On Facebook, I watched my friends "like" Romney or Obama, I read their political comments, the back and forth, the liberal and conservative. Vote for Six one friend posted, or you're a douche. On The Huffington Post, Kergan Edwards-Stout published an essay declaring that if you planned to vote for Romney, he wanted you to "defriend" him. "Your vote for him [Romney] means that you are totally fine with me being treated with disrespect," he wrote. Nearly 130,000 people "liked" his post. I read it and felt, not energized or fired up, but disappointed and disheartened.

I couldn't help but draw certain parallels. If a gay man could declare that a vote for Romney was a vote against his rights, couldn't a pro-life proponent claim that a vote for Obama was a vote for murder? After all, many pro-lifers equate abortion with murder, and if was okay for Edwards-Stout to assign his own meaning to another person's vote for Romney, why wouldn't it be okay for the other side to do the same?

Surely, somewhere out there in the vast expanse of Facebook-land or the Twitter-verse, where it has become fashionable, not to have political discussions, but to make political declarations, some pro-lifers probably did just that, but would it be fair for them to take their moral framework and wrap my vote inside of it? Would it be fair for someone to presume that if I voted for Obama, it meant that I had no regard for life? Of course it wouldn't be fair; it would be ridiculous. And in much the same way, it's ridiculous to assume that anyone who voted for Romney is "totally fine" with gay people being treated with a measure of inequality.

Which is why, even as a gay woman, I did not take it as a personal attack if a Facebook friend chose to vote for Romney. Did I see them in a very different light? Yes. Did I think less of them? I did, I'll admit that. Did I block them from my feed if they were constantly posting extreme or antagonistic anti-Obama things on their page? Yes, but I also blocked a cousin who had an affinity for posting things about women that were both degrading and objectifying. I don't want to spend my time reading a certain kind of offensive, over-the-top rhetoric, regardless of the subject matter. On the other hand, if someone had thought provoking things to share, I wanted to hear them, even when they ran counter to my deeply held beliefs.

Every once in a while, I think it's important to peek out from behind the borders of my own moral framework because when I don't, the other side starts to look a lot more like monsters (i.e. murderers or people who are "totally fine" with gays being discriminated against) and a lot less like people who just so happen to see the world in a different way.

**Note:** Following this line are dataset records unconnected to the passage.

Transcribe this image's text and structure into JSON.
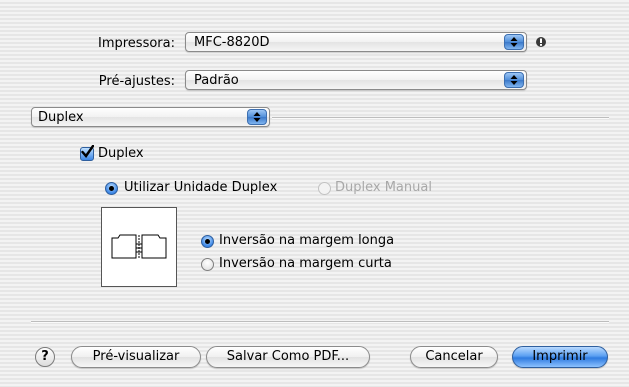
{
  "printer": {
    "label": "Impressora:",
    "value": "MFC-8820D"
  },
  "presets": {
    "label": "Pré-ajustes:",
    "value": "Padrão"
  },
  "panel_menu": {
    "value": "Duplex"
  },
  "duplex_checkbox": {
    "label": "Duplex",
    "checked": true
  },
  "mode": {
    "use_unit": {
      "label": "Utilizar Unidade Duplex",
      "selected": true
    },
    "manual": {
      "label": "Duplex Manual",
      "enabled": false
    }
  },
  "binding": {
    "long_edge": {
      "label": "Inversão na margem longa",
      "selected": true
    },
    "short_edge": {
      "label": "Inversão na margem curta",
      "selected": false
    }
  },
  "buttons": {
    "help": "?",
    "preview": "Pré-visualizar",
    "save_pdf": "Salvar Como PDF...",
    "cancel": "Cancelar",
    "print": "Imprimir"
  },
  "colors": {
    "accent": "#3b86e6",
    "window_bg": "#ececec"
  },
  "icons": {
    "stepper": "up-down-arrows-icon",
    "info": "info-dot-icon",
    "help": "help-icon",
    "check": "checkmark-icon"
  }
}
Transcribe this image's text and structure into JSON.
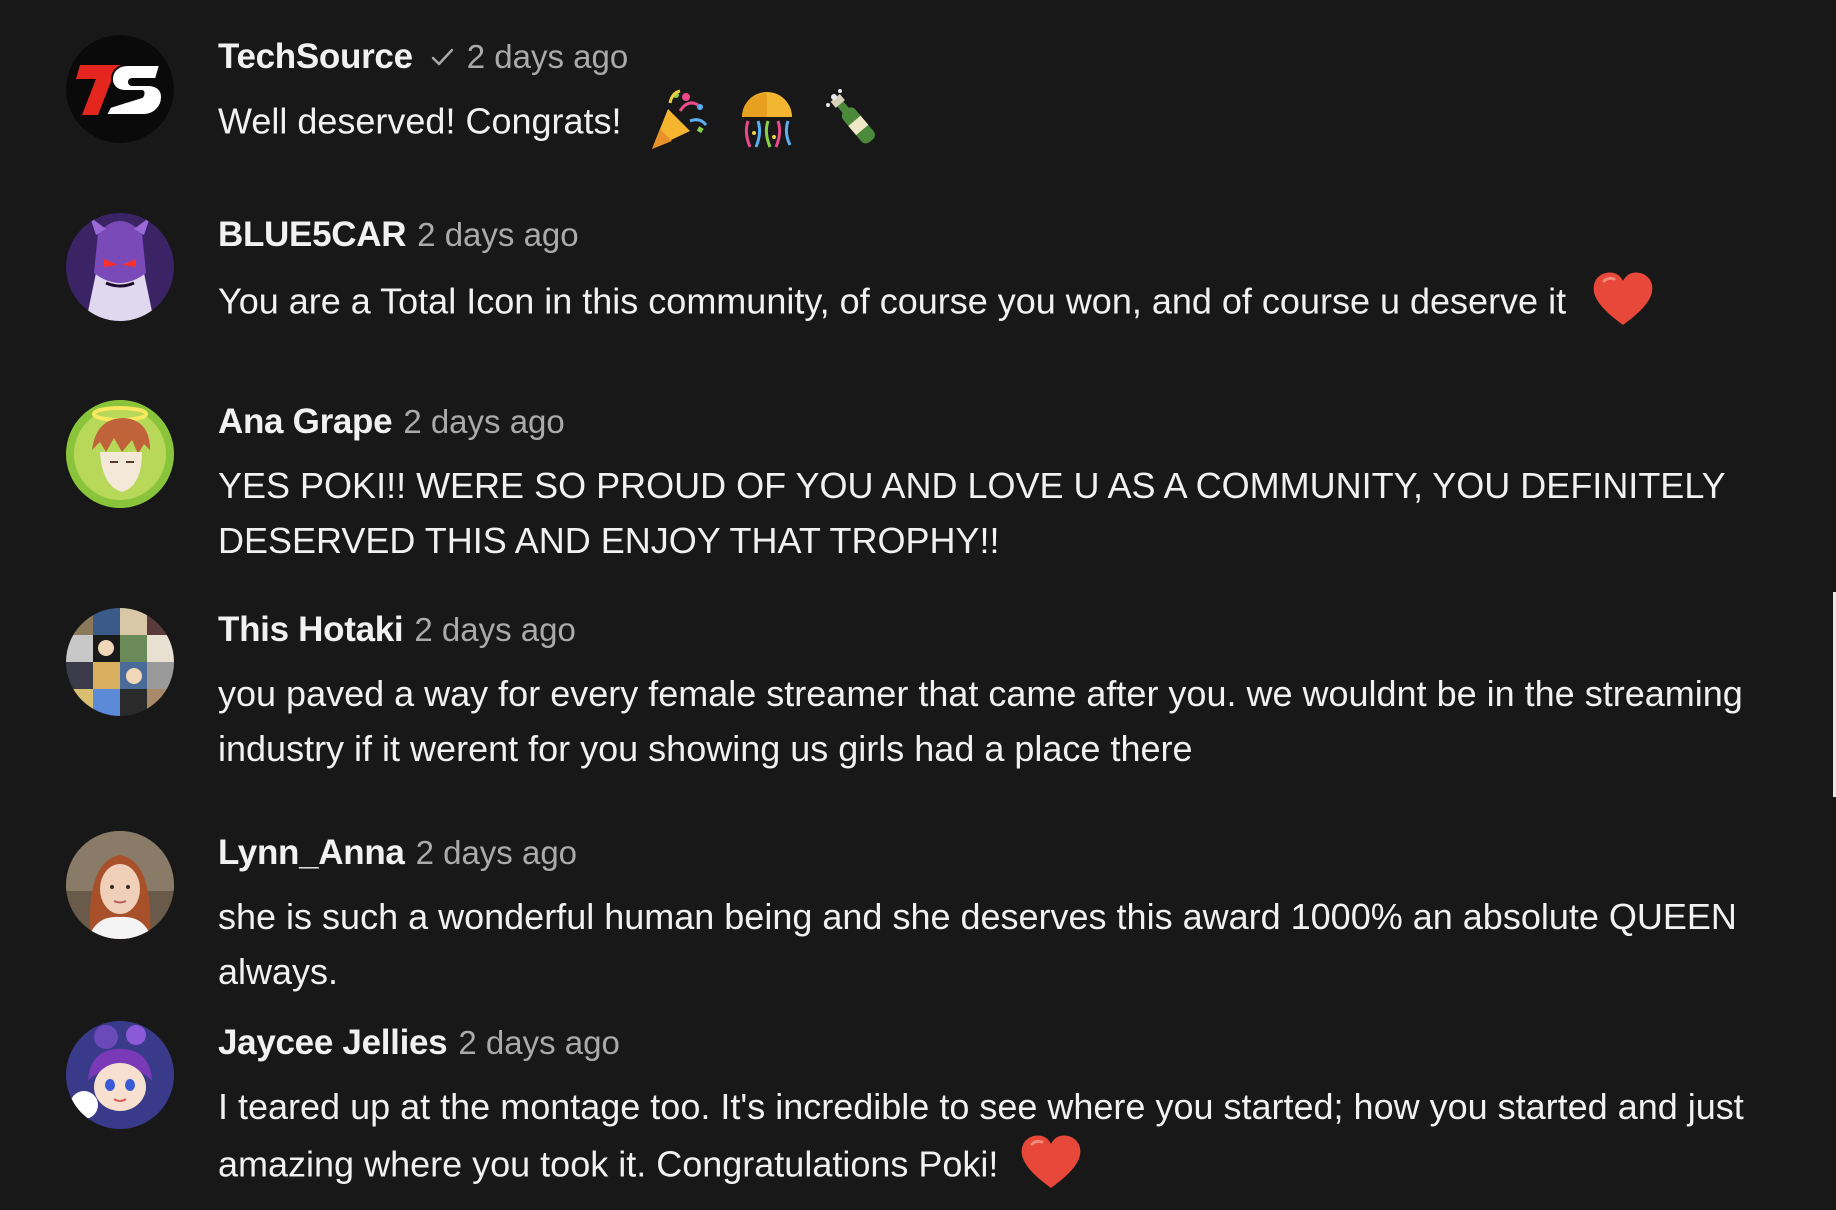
{
  "comments": [
    {
      "author": "TechSource",
      "verified": true,
      "time": "2 days ago",
      "text": "Well deserved! Congrats!",
      "emojis": [
        "party-popper",
        "confetti-ball",
        "champagne-bottle"
      ],
      "avatar_icon": "techsource-logo",
      "avatar_text": "TS"
    },
    {
      "author": "BLUE5CAR",
      "verified": false,
      "time": "2 days ago",
      "text": "You are a Total Icon in this community, of course you won, and of course u deserve it",
      "emojis": [
        "red-heart"
      ],
      "avatar_icon": "purple-character-avatar"
    },
    {
      "author": "Ana Grape",
      "verified": false,
      "time": "2 days ago",
      "text": "YES POKI!! WERE SO PROUD OF YOU AND LOVE U AS A COMMUNITY, YOU DEFINITELY DESERVED THIS AND ENJOY THAT TROPHY!!",
      "emojis": [],
      "avatar_icon": "anime-angel-avatar"
    },
    {
      "author": "This Hotaki",
      "verified": false,
      "time": "2 days ago",
      "text": "you paved a way for every female streamer that came after you. we wouldnt be in the streaming industry if it werent for you showing us girls had a place there",
      "emojis": [],
      "avatar_icon": "collage-avatar"
    },
    {
      "author": "Lynn_Anna",
      "verified": false,
      "time": "2 days ago",
      "text": "she is such a wonderful human being and she deserves this award 1000% an absolute QUEEN always.",
      "emojis": [],
      "avatar_icon": "photo-avatar"
    },
    {
      "author": "Jaycee Jellies",
      "verified": false,
      "time": "2 days ago",
      "text": "I teared up at the montage too. It's incredible to see where you started; how you started and just amazing where you took it. Congratulations Poki!",
      "emojis": [
        "red-heart"
      ],
      "avatar_icon": "cartoon-girl-avatar"
    }
  ],
  "colors": {
    "background": "#181818",
    "text": "#f1f1f1",
    "secondary_text": "#aaaaaa",
    "heart": "#e8483a",
    "techsource_red": "#e4261f"
  }
}
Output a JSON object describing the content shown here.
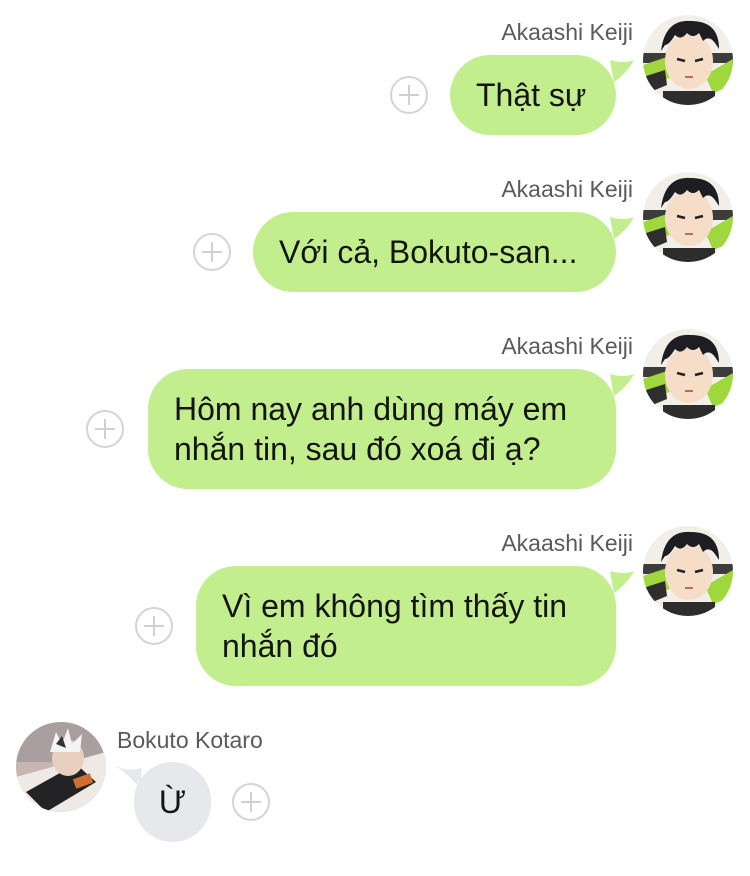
{
  "messages": [
    {
      "sender": "Akaashi Keiji",
      "text": "Thật sự"
    },
    {
      "sender": "Akaashi Keiji",
      "text": "Với cả, Bokuto-san..."
    },
    {
      "sender": "Akaashi Keiji",
      "lines": [
        "Hôm nay anh dùng máy em",
        "nhắn tin, sau đó xoá đi ạ?"
      ]
    },
    {
      "sender": "Akaashi Keiji",
      "lines": [
        "Vì em không tìm thấy tin",
        "nhắn đó"
      ]
    },
    {
      "sender": "Bokuto Kotaro",
      "text": "Ừ"
    }
  ],
  "icons": {
    "plus": "plus-circle-icon",
    "avatar_out": "akaashi-avatar",
    "avatar_in": "bokuto-avatar"
  },
  "colors": {
    "outgoing_bubble": "#c2ee8e",
    "incoming_bubble": "#e6e8ec",
    "name_text": "#5a5a5a"
  }
}
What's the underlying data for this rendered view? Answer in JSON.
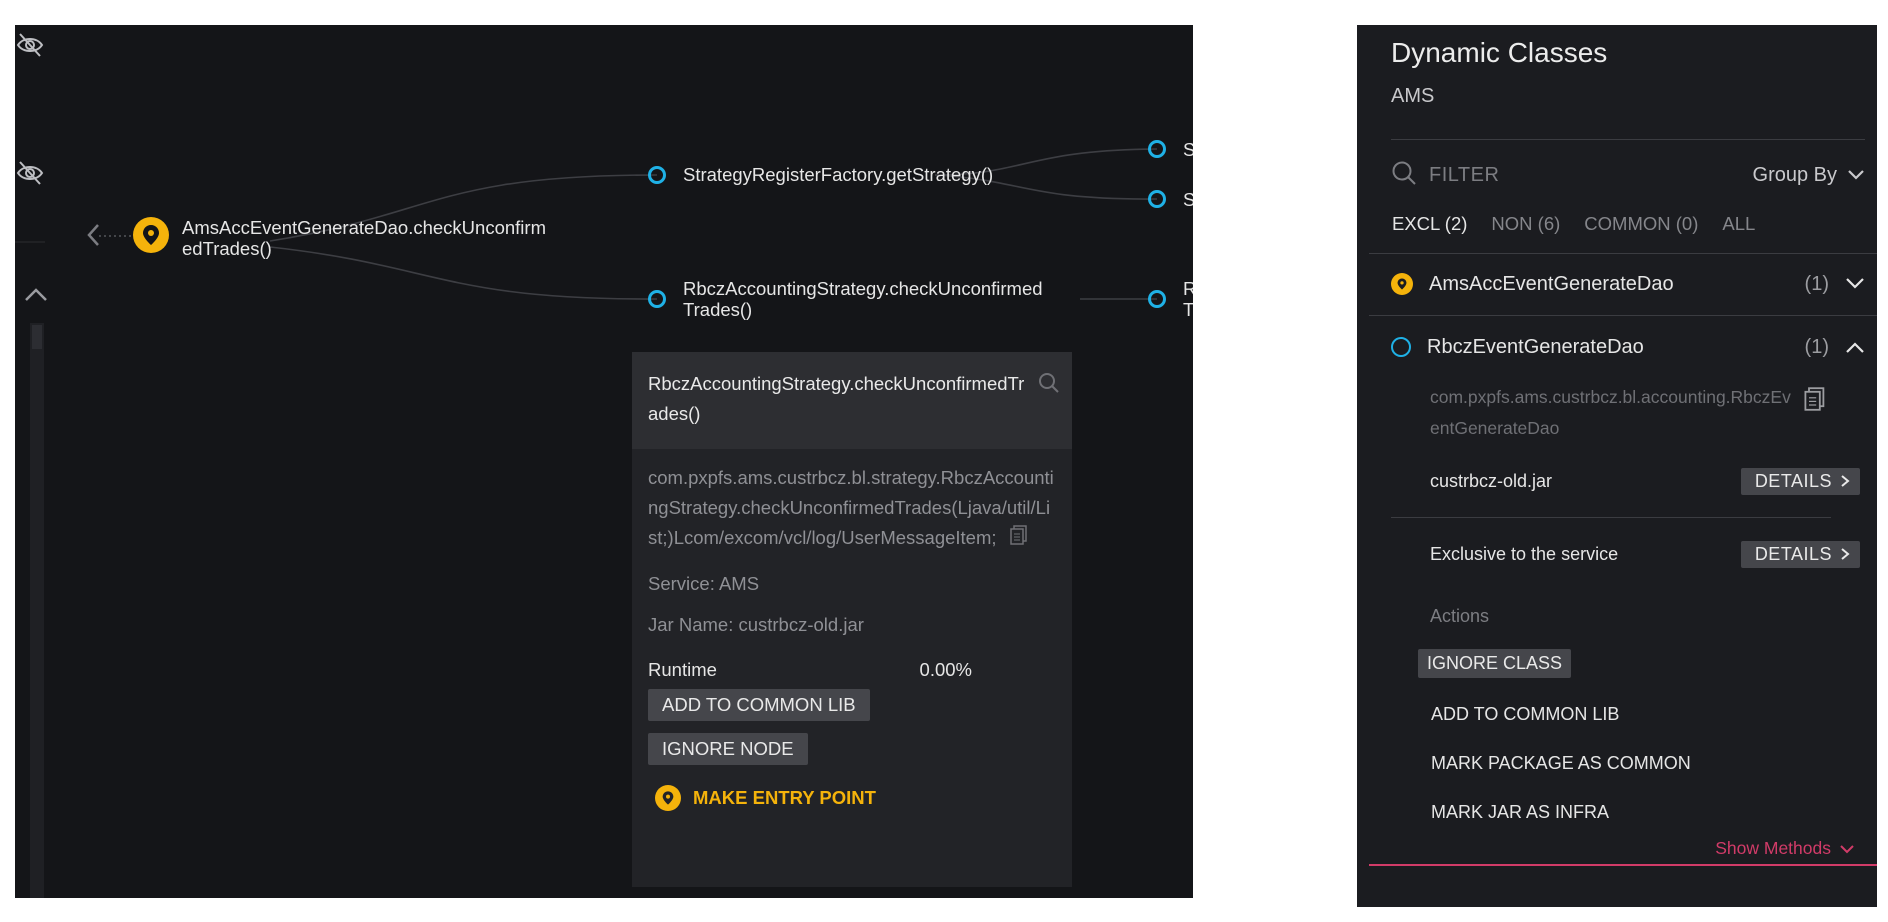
{
  "graph": {
    "root_node": {
      "label_line1": "AmsAccEventGenerateDao.checkUnconfirm",
      "label_line2": "edTrades()",
      "icon": "location-pin-icon"
    },
    "nodes": [
      {
        "label": "StrategyRegisterFactory.getStrategy()"
      },
      {
        "label_line1": "RbczAccountingStrategy.checkUnconfirmed",
        "label_line2": "Trades()"
      }
    ],
    "truncated_nodes": [
      "S",
      "S",
      "R",
      "T"
    ],
    "icons": {
      "hide": "eye-slash-icon",
      "back": "chevron-left-icon",
      "collapse": "chevron-up-icon"
    }
  },
  "popup": {
    "title": "RbczAccountingStrategy.checkUnconfirmedTrades()",
    "fqn": "com.pxpfs.ams.custrbcz.bl.strategy.RbczAccountingStrategy.checkUnconfirmedTrades(Ljava/util/List;)Lcom/excom/vcl/log/UserMessageItem;",
    "service": "Service: AMS",
    "jar": "Jar Name: custrbcz-old.jar",
    "runtime_label": "Runtime",
    "runtime_value": "0.00%",
    "add_common_lib": "ADD TO COMMON LIB",
    "ignore_node": "IGNORE NODE",
    "make_entry_point": "MAKE ENTRY POINT"
  },
  "panel": {
    "title": "Dynamic Classes",
    "subtitle": "AMS",
    "filter_placeholder": "FILTER",
    "group_by": "Group By",
    "tabs": [
      {
        "label": "EXCL (2)",
        "active": true
      },
      {
        "label": "NON (6)",
        "active": false
      },
      {
        "label": "COMMON (0)",
        "active": false
      },
      {
        "label": "ALL",
        "active": false
      }
    ],
    "classes": [
      {
        "name": "AmsAccEventGenerateDao",
        "count": "(1)",
        "expanded": false
      },
      {
        "name": "RbczEventGenerateDao",
        "count": "(1)",
        "expanded": true
      }
    ],
    "package": "com.pxpfs.ams.custrbcz.bl.accounting.RbczEventGenerateDao",
    "jar": "custrbcz-old.jar",
    "details_label": "DETAILS",
    "exclusive_label": "Exclusive to the service",
    "actions_label": "Actions",
    "actions": {
      "ignore_class": "IGNORE CLASS",
      "add_common_lib": "ADD TO COMMON LIB",
      "mark_package": "MARK PACKAGE AS COMMON",
      "mark_jar": "MARK JAR AS INFRA"
    },
    "show_methods": "Show Methods",
    "colors": {
      "accent_pink": "#d13b68",
      "pin_yellow": "#f5b30b",
      "ring_blue": "#1fb1e6"
    }
  }
}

There are plenty of real monsters out there -- groups of people who call for the eradication of gays or who support "racial cleansing." These are the people with whom I do not wish to be friends on Facebook. In fact, I hope to never cross paths with them, but the people who voted for Romney? The people who voted no on Question 6? If I cut them out of my life, or even just out of my Facebook feed, I lose a valuable opportunity to understand the other side. More importantly, l lose the opportunity to change the minds of the people who have minds open enough to be changed.

I find a certain degree of irony in the fact that these days, everyone seems so disgusted over the pig-headedness of politicians and their utter lack of progress over the past two years. Yet the things I see in the world of social media -- the all or nothing, with me or against me -- types of tirades, aren't much better. They draw lines in the sand and demand that we choose a side. Vote for six or you're a douche. What happens after we draw those lines? How long are we supposed to stand behind them? How are we ever going to move forward?

So, if you voted for Romney or even against Question 6, I don't want you to "defriend" me, I want you to talk to me. I want you to get to know me -- my character, my sense of humor, my morals. I want you to see the way that I love my partner because I believe that if you look, if you really look, you will understand that the way I love her is the same way that you love your spouse or significant other. I want you to think of me the next time you go to the polls. I want you to hesitate, even if only for a moment, before you cast a vote against that ballot initiative or in favor of the anti-gay rights candidate. Maybe it's not a lot to hope for -- a hand lingering over a touch screen, an ounce of uncertainty, the briefest of pauses -- but it's something; something more than standing behind a line in the sand and scowling at the monsters on the other side. It's a beginning.